Most litigated easements are those created without permission. An easement by prescription is one that is gained under principles of adverse possession. Prescriptive easements often arise on rural land when landowners fail to realize part of their land is being used, perhaps by an adjoining neighbor. Fences built in incorrect locations often result in the creation of prescriptive easements. If a person uses another’s land for more than the statute of limitations period prescribed by state law, that person may be able to derive an easement by prescription. The use of the land must be open, notorious, hostile, and continuous for a specified number of years as required by law in each state.
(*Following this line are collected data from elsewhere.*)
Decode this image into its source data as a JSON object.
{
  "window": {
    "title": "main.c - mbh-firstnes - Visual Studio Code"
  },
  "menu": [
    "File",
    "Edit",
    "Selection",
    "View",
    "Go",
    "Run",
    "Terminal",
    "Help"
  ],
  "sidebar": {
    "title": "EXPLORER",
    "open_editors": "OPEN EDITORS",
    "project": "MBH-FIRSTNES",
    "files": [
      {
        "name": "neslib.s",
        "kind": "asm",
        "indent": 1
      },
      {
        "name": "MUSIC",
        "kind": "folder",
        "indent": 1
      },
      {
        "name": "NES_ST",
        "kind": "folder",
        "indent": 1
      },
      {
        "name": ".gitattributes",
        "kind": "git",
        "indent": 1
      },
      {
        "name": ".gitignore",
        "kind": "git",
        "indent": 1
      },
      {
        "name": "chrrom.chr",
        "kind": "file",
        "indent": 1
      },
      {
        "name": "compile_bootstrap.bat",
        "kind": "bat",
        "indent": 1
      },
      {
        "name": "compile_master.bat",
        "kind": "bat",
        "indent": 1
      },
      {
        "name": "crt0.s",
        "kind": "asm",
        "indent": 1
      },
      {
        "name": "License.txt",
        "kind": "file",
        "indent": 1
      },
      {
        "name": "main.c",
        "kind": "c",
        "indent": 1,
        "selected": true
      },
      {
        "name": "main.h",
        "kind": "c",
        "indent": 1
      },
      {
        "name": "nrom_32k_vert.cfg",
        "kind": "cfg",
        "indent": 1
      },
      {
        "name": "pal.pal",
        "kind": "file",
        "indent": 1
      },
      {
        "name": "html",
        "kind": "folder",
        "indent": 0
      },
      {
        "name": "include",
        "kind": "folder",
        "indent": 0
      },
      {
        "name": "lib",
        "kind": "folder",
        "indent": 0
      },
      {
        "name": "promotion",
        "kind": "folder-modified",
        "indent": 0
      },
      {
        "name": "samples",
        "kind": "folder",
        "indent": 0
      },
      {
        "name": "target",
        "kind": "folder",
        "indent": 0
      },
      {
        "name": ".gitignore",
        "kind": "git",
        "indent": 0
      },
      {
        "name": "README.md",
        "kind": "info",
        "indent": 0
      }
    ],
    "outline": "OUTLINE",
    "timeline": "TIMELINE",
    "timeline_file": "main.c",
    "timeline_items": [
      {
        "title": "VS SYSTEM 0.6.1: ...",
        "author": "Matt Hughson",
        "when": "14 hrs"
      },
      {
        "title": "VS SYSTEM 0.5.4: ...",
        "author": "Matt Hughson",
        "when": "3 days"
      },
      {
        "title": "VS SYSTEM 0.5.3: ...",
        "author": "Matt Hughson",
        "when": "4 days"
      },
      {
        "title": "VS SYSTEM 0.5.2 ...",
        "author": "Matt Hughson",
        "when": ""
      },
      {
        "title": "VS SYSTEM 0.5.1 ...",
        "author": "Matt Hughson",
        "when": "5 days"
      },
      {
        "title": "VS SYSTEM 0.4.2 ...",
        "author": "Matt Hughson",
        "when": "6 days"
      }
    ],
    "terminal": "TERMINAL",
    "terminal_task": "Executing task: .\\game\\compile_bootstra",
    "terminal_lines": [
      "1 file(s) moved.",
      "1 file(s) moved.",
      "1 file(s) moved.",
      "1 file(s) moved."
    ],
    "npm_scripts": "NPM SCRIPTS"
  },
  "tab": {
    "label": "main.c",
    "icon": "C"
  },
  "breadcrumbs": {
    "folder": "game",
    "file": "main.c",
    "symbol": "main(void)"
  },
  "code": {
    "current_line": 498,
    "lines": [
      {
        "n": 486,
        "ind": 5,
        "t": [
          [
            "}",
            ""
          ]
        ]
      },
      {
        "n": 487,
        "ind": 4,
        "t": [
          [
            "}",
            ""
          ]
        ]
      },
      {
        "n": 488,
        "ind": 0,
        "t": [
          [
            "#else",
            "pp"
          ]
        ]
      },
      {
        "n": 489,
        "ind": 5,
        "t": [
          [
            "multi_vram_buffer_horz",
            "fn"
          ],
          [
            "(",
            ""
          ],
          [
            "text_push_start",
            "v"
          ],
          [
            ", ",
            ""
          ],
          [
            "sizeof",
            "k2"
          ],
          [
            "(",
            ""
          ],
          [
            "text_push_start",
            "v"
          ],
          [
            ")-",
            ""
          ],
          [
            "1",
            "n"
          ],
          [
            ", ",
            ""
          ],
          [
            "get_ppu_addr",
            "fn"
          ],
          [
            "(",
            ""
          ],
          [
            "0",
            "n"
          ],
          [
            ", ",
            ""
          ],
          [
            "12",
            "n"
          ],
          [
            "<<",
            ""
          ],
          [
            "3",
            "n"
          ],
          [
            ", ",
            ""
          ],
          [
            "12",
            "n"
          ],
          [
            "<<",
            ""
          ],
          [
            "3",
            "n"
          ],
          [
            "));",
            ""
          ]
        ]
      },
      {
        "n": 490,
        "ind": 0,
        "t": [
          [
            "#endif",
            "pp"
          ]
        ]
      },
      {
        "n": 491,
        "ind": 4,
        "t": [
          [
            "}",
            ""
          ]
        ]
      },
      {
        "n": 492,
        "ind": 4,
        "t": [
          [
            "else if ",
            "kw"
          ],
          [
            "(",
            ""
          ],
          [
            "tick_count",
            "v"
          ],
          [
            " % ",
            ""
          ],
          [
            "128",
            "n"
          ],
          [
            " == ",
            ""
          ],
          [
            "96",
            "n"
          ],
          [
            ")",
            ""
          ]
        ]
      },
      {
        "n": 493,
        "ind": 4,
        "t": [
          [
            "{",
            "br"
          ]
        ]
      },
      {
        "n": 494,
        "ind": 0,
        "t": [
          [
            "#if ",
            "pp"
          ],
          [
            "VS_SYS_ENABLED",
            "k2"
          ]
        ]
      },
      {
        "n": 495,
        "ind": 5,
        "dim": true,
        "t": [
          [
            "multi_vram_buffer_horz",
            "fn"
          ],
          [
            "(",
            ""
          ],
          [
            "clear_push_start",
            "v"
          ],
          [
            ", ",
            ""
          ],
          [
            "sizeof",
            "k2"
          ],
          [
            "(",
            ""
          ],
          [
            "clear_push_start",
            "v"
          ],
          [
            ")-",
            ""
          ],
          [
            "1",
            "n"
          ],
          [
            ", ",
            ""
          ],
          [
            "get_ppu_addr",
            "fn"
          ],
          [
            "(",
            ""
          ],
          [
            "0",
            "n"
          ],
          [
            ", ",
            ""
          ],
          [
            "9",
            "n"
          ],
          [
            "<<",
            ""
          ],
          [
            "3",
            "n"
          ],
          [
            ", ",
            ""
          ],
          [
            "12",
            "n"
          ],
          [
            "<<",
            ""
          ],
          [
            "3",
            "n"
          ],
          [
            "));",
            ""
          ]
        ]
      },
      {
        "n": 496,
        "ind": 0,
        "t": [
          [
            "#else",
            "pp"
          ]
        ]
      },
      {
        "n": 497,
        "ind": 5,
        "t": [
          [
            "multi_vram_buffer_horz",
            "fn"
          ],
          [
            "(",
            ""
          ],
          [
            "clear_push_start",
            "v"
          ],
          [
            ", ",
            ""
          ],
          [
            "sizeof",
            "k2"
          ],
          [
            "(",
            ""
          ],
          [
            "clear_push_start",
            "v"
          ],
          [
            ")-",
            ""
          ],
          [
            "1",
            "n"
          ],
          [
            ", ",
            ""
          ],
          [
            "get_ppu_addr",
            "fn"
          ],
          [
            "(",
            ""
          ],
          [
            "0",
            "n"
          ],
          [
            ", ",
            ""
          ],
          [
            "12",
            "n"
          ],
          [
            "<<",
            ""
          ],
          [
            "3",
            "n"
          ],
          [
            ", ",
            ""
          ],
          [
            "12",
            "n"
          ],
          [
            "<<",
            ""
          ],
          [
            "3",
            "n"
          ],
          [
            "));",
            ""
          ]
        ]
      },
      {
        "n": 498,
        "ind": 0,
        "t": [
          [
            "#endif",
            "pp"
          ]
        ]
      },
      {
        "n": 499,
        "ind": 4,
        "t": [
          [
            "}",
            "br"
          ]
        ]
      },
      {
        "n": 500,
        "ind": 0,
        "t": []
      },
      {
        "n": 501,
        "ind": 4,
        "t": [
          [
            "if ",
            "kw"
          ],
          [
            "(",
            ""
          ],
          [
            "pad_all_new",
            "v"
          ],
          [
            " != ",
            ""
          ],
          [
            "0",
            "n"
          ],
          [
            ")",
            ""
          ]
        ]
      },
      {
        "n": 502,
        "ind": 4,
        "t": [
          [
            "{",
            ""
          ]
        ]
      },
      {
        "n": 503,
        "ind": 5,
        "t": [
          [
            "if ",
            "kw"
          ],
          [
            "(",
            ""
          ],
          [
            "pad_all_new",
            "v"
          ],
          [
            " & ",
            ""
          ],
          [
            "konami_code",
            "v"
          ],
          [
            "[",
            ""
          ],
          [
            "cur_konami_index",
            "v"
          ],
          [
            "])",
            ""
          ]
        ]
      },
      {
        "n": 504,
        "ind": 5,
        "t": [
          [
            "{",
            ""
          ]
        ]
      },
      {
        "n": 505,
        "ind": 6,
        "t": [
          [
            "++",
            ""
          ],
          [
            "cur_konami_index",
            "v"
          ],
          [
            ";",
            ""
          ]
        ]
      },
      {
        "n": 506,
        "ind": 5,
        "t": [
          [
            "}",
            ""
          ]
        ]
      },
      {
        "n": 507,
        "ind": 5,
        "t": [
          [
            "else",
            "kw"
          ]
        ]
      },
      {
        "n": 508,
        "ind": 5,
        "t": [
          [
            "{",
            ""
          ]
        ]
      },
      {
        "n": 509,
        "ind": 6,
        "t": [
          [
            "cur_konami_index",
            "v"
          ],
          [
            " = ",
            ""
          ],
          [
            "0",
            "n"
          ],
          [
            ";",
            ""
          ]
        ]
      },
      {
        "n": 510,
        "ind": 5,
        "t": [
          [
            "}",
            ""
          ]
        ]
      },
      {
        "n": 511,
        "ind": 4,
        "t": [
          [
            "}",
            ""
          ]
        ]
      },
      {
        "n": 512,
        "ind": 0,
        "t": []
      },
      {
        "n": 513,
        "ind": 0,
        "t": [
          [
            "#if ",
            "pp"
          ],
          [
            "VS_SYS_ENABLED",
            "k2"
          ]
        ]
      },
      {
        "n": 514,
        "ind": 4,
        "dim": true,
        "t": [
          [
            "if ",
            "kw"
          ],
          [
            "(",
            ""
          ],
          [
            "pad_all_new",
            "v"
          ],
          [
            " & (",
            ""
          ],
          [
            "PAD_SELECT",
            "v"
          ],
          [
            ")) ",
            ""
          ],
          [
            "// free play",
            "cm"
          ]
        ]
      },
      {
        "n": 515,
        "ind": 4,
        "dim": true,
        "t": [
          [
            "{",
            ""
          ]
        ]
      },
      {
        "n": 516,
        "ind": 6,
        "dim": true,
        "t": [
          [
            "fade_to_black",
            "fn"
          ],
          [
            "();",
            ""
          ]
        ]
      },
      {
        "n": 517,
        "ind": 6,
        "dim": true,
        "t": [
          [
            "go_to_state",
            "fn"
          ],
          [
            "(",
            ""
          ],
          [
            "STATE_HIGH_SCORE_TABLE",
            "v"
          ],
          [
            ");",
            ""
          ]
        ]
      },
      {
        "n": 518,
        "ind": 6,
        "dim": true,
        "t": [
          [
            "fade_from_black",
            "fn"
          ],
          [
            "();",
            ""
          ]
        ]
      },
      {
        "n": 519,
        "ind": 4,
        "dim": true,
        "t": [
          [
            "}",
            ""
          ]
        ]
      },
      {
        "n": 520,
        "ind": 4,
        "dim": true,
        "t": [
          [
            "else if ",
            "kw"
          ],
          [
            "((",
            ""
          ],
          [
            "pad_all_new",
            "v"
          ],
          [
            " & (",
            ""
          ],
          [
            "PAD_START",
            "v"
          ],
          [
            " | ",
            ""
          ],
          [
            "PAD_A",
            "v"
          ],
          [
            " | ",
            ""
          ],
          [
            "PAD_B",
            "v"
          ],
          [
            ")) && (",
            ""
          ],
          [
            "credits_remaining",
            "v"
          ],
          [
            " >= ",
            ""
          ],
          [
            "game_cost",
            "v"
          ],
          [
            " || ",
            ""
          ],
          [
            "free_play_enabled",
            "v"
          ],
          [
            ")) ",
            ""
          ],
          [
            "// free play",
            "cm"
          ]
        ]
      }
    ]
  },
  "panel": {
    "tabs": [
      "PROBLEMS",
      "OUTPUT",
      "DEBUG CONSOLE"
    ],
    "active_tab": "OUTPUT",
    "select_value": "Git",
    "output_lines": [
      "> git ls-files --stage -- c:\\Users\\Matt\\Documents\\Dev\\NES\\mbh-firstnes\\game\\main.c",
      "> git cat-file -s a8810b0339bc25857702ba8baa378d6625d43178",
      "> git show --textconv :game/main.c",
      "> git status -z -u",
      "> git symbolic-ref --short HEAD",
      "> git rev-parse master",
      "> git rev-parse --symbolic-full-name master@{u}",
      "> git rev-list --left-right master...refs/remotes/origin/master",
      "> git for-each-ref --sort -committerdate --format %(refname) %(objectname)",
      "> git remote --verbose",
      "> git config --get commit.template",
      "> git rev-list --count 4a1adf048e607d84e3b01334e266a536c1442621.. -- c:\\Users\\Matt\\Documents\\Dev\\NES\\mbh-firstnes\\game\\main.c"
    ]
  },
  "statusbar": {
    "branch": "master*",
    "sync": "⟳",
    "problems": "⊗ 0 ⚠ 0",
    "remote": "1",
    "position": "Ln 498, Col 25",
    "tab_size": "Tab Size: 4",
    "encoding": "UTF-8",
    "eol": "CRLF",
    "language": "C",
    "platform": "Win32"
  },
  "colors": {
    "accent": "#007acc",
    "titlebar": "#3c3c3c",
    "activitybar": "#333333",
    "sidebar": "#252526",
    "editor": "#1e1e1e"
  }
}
The time period for obtaining an easement by adverse possession does not begin to run until the one seeking adverse possession actually trespasses on the land. Thus, a negative easement cannot be acquired by prescription because no trespass takes place. The use of the easement must truly be adverse to the rights of the landowner of the property through which the easement is sought and must be without the landowner’s permission. If the use is with permission, it is not adverse. There must be a demonstration of continuous and uninterrupted use throughout the statute of limitations period prescribed by state law. If the use is too infrequent for a reasonable landowner to bother protesting, the continuity requirement will probably not be satisfied.
Subsequent parties in the same position to the land using the right of way adversely can add up the time to meet the required statute of limitations. This situation is known as tacking. Thus, a prescriptive easement need not be exclusive; it can be shared among several users.